Aujourd’hui, on parle tout seul. On tape, on poste, on répond à des écrans, mais on ne regarde plus personne. La conversation existe encore, mais elle s’est déplacée : elle passe par un clavier, jamais par un regard. Et pendant ce temps, la vraie présence — celle d’en face, celle qui prend du temps et de l’attention — devient encombrante.
C’est ça le plus grave : les autres sont devenus une charge. On ne les vit plus, on les “gère”. Un message qu’on repousse, un appel qu’on laisse sonner, une visite qu’on écourte parce qu’on a “des choses à faire” — alors que ces choses, bien souvent, c’est encore et toujours l’écran.

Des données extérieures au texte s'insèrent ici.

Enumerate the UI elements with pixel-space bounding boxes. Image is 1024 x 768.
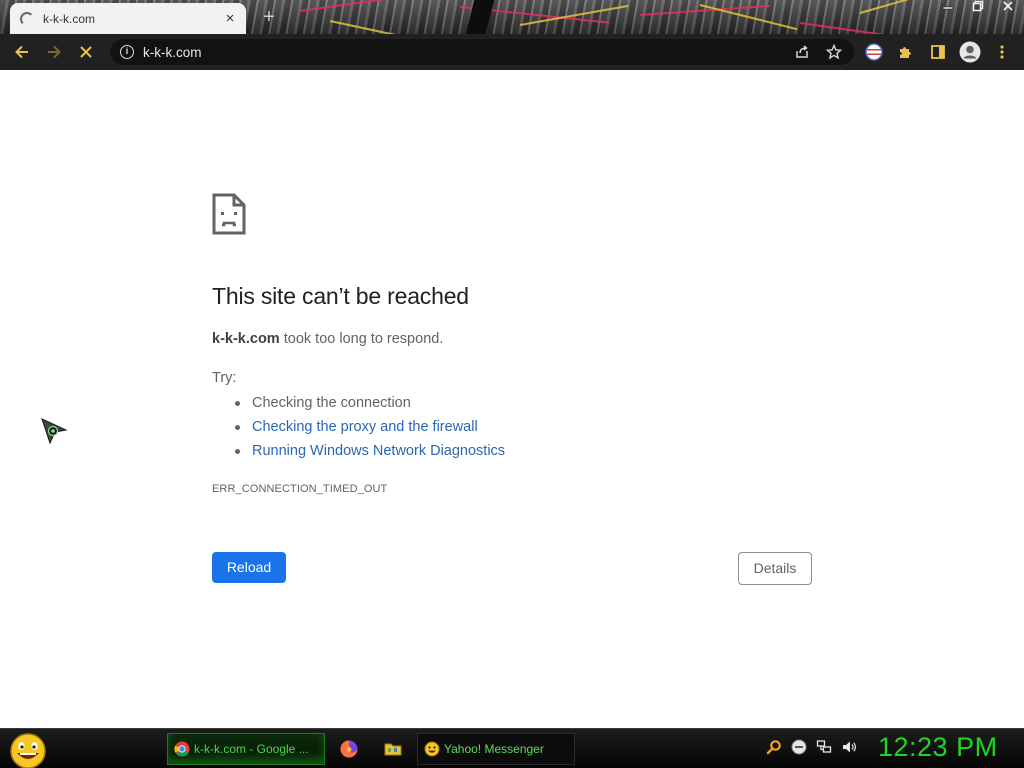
- back-arrow-icon: [15, 45, 28, 59]
- details-button[interactable]: Details: [738, 552, 812, 585]
- reload-button[interactable]: Reload: [212, 552, 286, 583]
- tab-active[interactable]: k-k-k.com ×: [10, 3, 246, 34]
- error-description: k-k-k.com took too long to respond.: [212, 331, 443, 347]
- taskbar: k-k-k.com - Google ... Yahoo! Messenger: [0, 728, 1024, 768]
- error-heading: This site can’t be reached: [212, 283, 469, 309]
- puzzle-piece-icon: [900, 47, 911, 58]
- avatar-icon: [959, 41, 981, 63]
- start-button-smiley-icon[interactable]: [8, 731, 48, 768]
- folder-icon[interactable]: [383, 739, 403, 759]
- new-tab-button[interactable]: +: [258, 6, 280, 28]
- chrome-icon: [174, 741, 190, 757]
- star-icon: [826, 44, 842, 60]
- volume-icon[interactable]: [841, 739, 857, 755]
- taskbar-item-label: k-k-k.com - Google ...: [194, 742, 309, 756]
- restore-button[interactable]: [968, 0, 988, 16]
- menu-button[interactable]: [990, 40, 1014, 64]
- share-button[interactable]: [790, 40, 814, 64]
- close-window-button[interactable]: [998, 0, 1018, 16]
- browser-toolbar: i k-k-k.com: [0, 34, 1024, 70]
- loading-spinner-icon: [20, 11, 34, 26]
- suggestion-link-network-diagnostics[interactable]: Running Windows Network Diagnostics: [252, 443, 505, 459]
- address-bar[interactable]: i k-k-k.com: [110, 39, 854, 65]
- forward-button[interactable]: [38, 34, 70, 70]
- minimize-button[interactable]: [938, 0, 958, 16]
- minus-circle-icon[interactable]: [791, 739, 807, 755]
- suggestion-list: Checking the connection Checking the pro…: [232, 394, 505, 466]
- network-icon[interactable]: [816, 739, 832, 755]
- mouse-cursor-icon: [41, 418, 68, 445]
- extensions-button[interactable]: [894, 40, 918, 64]
- taskbar-item-yahoo-messenger[interactable]: Yahoo! Messenger: [417, 733, 575, 765]
- tab-strip: k-k-k.com × +: [0, 0, 1024, 34]
- stop-loading-button[interactable]: [70, 34, 102, 70]
- sad-page-icon: [212, 193, 246, 235]
- taskbar-clock[interactable]: 12:23 PM: [878, 732, 998, 763]
- suggestion-item: Running Windows Network Diagnostics: [232, 442, 505, 466]
- flag-extension-icon: [865, 43, 883, 61]
- taskbar-item-label: Yahoo! Messenger: [444, 742, 544, 756]
- suggestion-item: Checking the proxy and the firewall: [232, 418, 505, 442]
- suggestion-item: Checking the connection: [232, 394, 505, 418]
- site-info-icon[interactable]: i: [120, 45, 134, 59]
- back-button[interactable]: [6, 34, 38, 70]
- bookmark-button[interactable]: [822, 40, 846, 64]
- minimize-icon: [942, 6, 954, 10]
- yahoo-messenger-icon: [424, 741, 440, 757]
- suggestion-link-proxy-firewall[interactable]: Checking the proxy and the firewall: [252, 419, 478, 435]
- error-description-text: took too long to respond.: [279, 331, 444, 347]
- stop-icon: [80, 46, 92, 58]
- profile-button[interactable]: [958, 40, 982, 64]
- close-icon: [1003, 1, 1013, 11]
- suggestion-check-connection: Checking the connection: [252, 395, 411, 411]
- desktop-screen: k-k-k.com × + i k-k-k.com This site can’…: [0, 0, 1024, 768]
- error-page: This site can’t be reached k-k-k.com too…: [0, 70, 1024, 728]
- error-code: ERR_CONNECTION_TIMED_OUT: [212, 483, 388, 495]
- tab-close-icon[interactable]: ×: [222, 11, 238, 27]
- tab-title: k-k-k.com: [43, 11, 95, 26]
- share-icon: [796, 45, 808, 58]
- search-icon[interactable]: [766, 739, 782, 755]
- error-host: k-k-k.com: [212, 331, 280, 347]
- restore-icon: [972, 0, 984, 12]
- kebab-menu-icon: [1000, 45, 1004, 59]
- address-url: k-k-k.com: [143, 44, 202, 60]
- side-panel-button[interactable]: [926, 40, 950, 64]
- try-label: Try:: [212, 370, 237, 386]
- side-panel-icon: [931, 45, 945, 59]
- extension-flag-button[interactable]: [862, 40, 886, 64]
- system-tray: [766, 739, 857, 755]
- forward-arrow-icon: [48, 45, 61, 59]
- firefox-icon[interactable]: [339, 739, 359, 759]
- taskbar-item-chrome[interactable]: k-k-k.com - Google ...: [167, 733, 325, 765]
- window-controls: [938, 0, 1018, 16]
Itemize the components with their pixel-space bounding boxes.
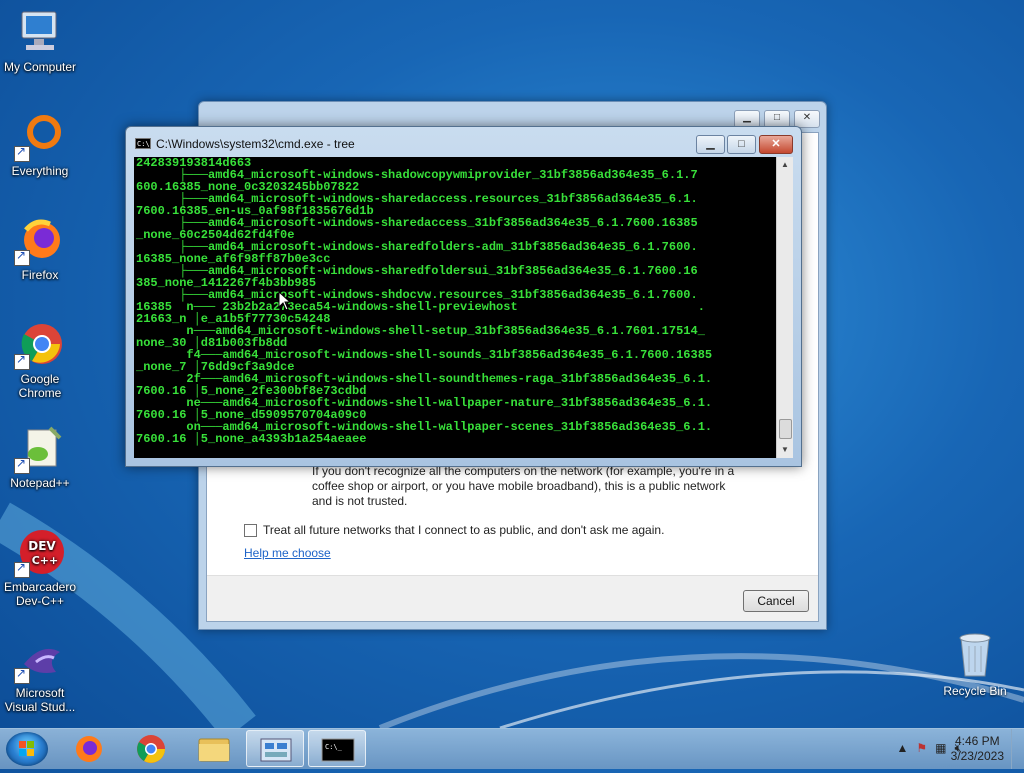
cmd-title: C:\Windows\system32\cmd.exe - tree bbox=[156, 137, 355, 151]
firefox-icon bbox=[14, 216, 64, 266]
mouse-cursor-icon bbox=[278, 291, 292, 311]
shortcut-arrow-icon bbox=[14, 666, 30, 684]
shortcut-arrow-icon bbox=[14, 352, 30, 370]
console-output[interactable]: 242839193814d663 ├───amd64_microsoft-win… bbox=[134, 157, 776, 458]
desktop-icon-google-chrome[interactable]: Google Chrome bbox=[0, 320, 80, 400]
cmd-icon: C:\ bbox=[135, 138, 151, 149]
network-icon bbox=[260, 738, 292, 762]
treat-public-checkbox-row[interactable]: Treat all future networks that I connect… bbox=[244, 523, 664, 537]
minimize-button[interactable]: ▁ bbox=[696, 135, 725, 154]
taskbar: C:\_ ▲ ⚑ ▦ 🔇︎ 4:46 PM 3/23/2023 bbox=[0, 728, 1024, 769]
clock[interactable]: 4:46 PM 3/23/2023 bbox=[951, 734, 1004, 764]
action-center-flag-icon[interactable]: ⚑ bbox=[916, 741, 927, 756]
show-desktop-button[interactable] bbox=[1011, 729, 1024, 769]
computer-icon bbox=[16, 8, 64, 56]
shortcut-arrow-icon bbox=[14, 456, 30, 474]
shortcut-arrow-icon bbox=[14, 144, 30, 162]
scroll-up-arrow-icon[interactable]: ▲ bbox=[777, 157, 793, 173]
network-status-icon[interactable]: ▦ bbox=[935, 741, 946, 756]
cancel-button[interactable]: Cancel bbox=[743, 590, 809, 612]
everything-icon bbox=[14, 112, 64, 162]
desktop-icon-label: Notepad++ bbox=[10, 476, 70, 490]
cmd-titlebar[interactable]: C:\ C:\Windows\system32\cmd.exe - tree ▁… bbox=[126, 127, 801, 157]
treat-public-checkbox[interactable] bbox=[244, 523, 257, 537]
taskbar-firefox[interactable] bbox=[60, 730, 118, 767]
desktop-icon-label: My Computer bbox=[3, 60, 77, 74]
taskbar-cmd[interactable]: C:\_ bbox=[308, 730, 366, 767]
console-line: 7600.16 │5_none_a4393b1a254aeaee bbox=[136, 432, 367, 446]
scroll-down-arrow-icon[interactable]: ▼ bbox=[777, 442, 793, 458]
maximize-button[interactable]: □ bbox=[727, 135, 756, 154]
desktop-icon-visual-studio[interactable]: Microsoft Visual Stud... bbox=[0, 642, 80, 714]
desktop-icon-label: Google Chrome bbox=[18, 372, 62, 400]
scrollbar-thumb[interactable] bbox=[779, 419, 792, 439]
taskbar-chrome[interactable] bbox=[122, 730, 180, 767]
public-network-description: If you don't recognize all the computers… bbox=[312, 464, 735, 508]
help-me-choose-link[interactable]: Help me choose bbox=[244, 546, 331, 560]
desktop-icon-recycle-bin[interactable]: Recycle Bin bbox=[935, 630, 1015, 698]
taskbar-file-explorer[interactable] bbox=[184, 730, 242, 767]
dev-cpp-icon: DEV C++ bbox=[14, 528, 64, 578]
cmd-icon: C:\_ bbox=[321, 738, 355, 762]
shortcut-arrow-icon bbox=[14, 560, 30, 578]
chrome-icon bbox=[14, 320, 64, 370]
clock-time: 4:46 PM bbox=[954, 734, 1000, 748]
desktop-icon-label: Everything bbox=[11, 164, 69, 178]
dialog-footer bbox=[207, 575, 818, 621]
folder-icon bbox=[198, 738, 230, 762]
show-hidden-icons-icon[interactable]: ▲ bbox=[896, 741, 908, 756]
chrome-icon bbox=[137, 735, 165, 763]
desktop-icon-notepad-plus-plus[interactable]: Notepad++ bbox=[0, 424, 80, 490]
windows-logo-icon bbox=[19, 741, 34, 756]
desktop-icon-firefox[interactable]: Firefox bbox=[0, 216, 80, 282]
close-button[interactable]: ✕ bbox=[759, 135, 793, 154]
desktop-icon-dev-cpp[interactable]: DEVC++ Embarcadero Dev-C++ bbox=[0, 528, 80, 608]
svg-text:C:\_: C:\_ bbox=[325, 743, 343, 751]
recycle-bin-icon bbox=[959, 633, 991, 677]
desktop-icon-my-computer[interactable]: My Computer bbox=[0, 8, 80, 74]
desktop-icon-label: Embarcadero Dev-C++ bbox=[3, 580, 77, 608]
desktop-icon-label: Recycle Bin bbox=[943, 684, 1007, 698]
taskbar-network-dialog[interactable] bbox=[246, 730, 304, 767]
desktop-icon-everything[interactable]: Everything bbox=[0, 112, 80, 178]
shortcut-arrow-icon bbox=[14, 248, 30, 266]
desktop-icon-label: Microsoft Visual Stud... bbox=[4, 686, 76, 714]
visual-studio-icon bbox=[14, 642, 64, 684]
firefox-icon bbox=[76, 736, 102, 762]
cmd-window: C:\ C:\Windows\system32\cmd.exe - tree ▁… bbox=[125, 126, 802, 467]
clock-date: 3/23/2023 bbox=[950, 749, 1004, 763]
vertical-scrollbar[interactable]: ▲ ▼ bbox=[776, 157, 793, 458]
start-button[interactable] bbox=[6, 732, 48, 766]
notepad-plus-plus-icon bbox=[14, 424, 64, 474]
close-button[interactable]: ✕ bbox=[794, 110, 820, 128]
desktop-icon-label: Firefox bbox=[21, 268, 59, 282]
svg-text:C++: C++ bbox=[32, 554, 59, 567]
treat-public-checkbox-label: Treat all future networks that I connect… bbox=[263, 523, 665, 537]
svg-text:DEV: DEV bbox=[28, 539, 56, 553]
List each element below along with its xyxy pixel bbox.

On a inversé l’ordre des priorités : le virtuel est devenu la vie principale, et le réel n’est plus qu’une interruption qu’on subit.
De la daube, oui. Parce qu’une vie où l’autre devient une corvée n’est plus une vie, c’est une gestion. Et une gestion, ça s’organise, ça se planifie, ça se limite — ce n’est pas ce qu’on attend d’une relation humaine.
Non merci. Cette manière de vivre ne tiendra pas, parce qu’elle va à l’encontre de ce qu’on est. On peut cocher toutes les notifications de la terre, ça ne remplacera jamais un visage en face du sien. Un jour ou l’autre, le vide qu’elle laisse finira par se faire sentir — et ce jour-là, on redécouvrira l’évidence qu’on avait mise de côté.